[The Voyage Out by Virginia Woolf]@TWC D-Link book
The Voyage Out

CHAPTER VIII
15/19

It was being swept; a waiter was eating a bunch of grapes with his leg across the corner of a table.

Next door was the kitchen, where they were washing up; white cooks were dipping their arms into cauldrons, while the waiters made their meal voraciously off broken meats, sopping up the gravy with bits of crumb.

Moving on, they became lost in a plantation of bushes, and then suddenly found themselves outside the drawing-room, where the ladies and gentlemen, having dined well, lay back in deep arm-chairs, occasionally speaking or turning over the pages of magazines.

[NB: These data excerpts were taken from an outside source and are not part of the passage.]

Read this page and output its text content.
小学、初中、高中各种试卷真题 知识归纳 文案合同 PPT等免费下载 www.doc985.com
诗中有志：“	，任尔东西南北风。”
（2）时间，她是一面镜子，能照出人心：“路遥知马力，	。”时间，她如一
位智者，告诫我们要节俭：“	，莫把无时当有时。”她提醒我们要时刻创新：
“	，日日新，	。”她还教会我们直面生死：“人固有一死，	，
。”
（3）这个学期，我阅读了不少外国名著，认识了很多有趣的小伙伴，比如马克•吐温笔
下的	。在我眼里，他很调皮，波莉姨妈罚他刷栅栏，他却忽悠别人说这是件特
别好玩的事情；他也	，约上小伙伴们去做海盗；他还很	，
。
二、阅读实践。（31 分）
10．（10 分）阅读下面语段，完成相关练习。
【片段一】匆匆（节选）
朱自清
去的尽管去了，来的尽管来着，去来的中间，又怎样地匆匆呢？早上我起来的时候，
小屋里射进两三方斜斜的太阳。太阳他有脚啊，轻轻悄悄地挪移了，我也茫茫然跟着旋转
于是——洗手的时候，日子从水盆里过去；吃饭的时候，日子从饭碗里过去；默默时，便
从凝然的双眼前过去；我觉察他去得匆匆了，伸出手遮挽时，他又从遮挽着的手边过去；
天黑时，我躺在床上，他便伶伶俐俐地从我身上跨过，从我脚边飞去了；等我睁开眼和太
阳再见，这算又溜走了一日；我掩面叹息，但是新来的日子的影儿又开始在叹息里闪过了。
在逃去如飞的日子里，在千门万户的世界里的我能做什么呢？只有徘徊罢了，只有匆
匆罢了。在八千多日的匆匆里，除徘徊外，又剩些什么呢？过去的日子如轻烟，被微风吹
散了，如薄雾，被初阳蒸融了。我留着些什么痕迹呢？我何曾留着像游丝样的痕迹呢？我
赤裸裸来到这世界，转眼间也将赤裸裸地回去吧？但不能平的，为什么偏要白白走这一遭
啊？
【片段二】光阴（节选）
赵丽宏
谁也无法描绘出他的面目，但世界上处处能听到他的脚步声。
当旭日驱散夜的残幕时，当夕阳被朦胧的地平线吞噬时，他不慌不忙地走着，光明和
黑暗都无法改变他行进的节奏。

A thin woman was flourishing up and down the piano.
"What is a dahabeeyah, Charles ?" the distinct voice of a widow, seated in an arm-chair by the window, asked her son.
It was the end of the piece, and his answer was lost in the general clearing of throats and tapping of knees.
"They're all old in this room," Rachel whispered.
Creeping on, they found that the next window revealed two men in shirt-sleeves playing billiards with two young ladies.
"He pinched my arm!" the plump young woman cried, as she missed her stroke.
"Now you two--no ragging," the young man with the red face reproved them, who was marking.
"Take care or we shall be seen," whispered Helen, plucking Rachel by the arm.

Incautiously her head had risen to the middle of the window.
Turning the corner they came to the largest room in the hotel, which was supplied with four windows, and was called the Lounge, although it was really a hall.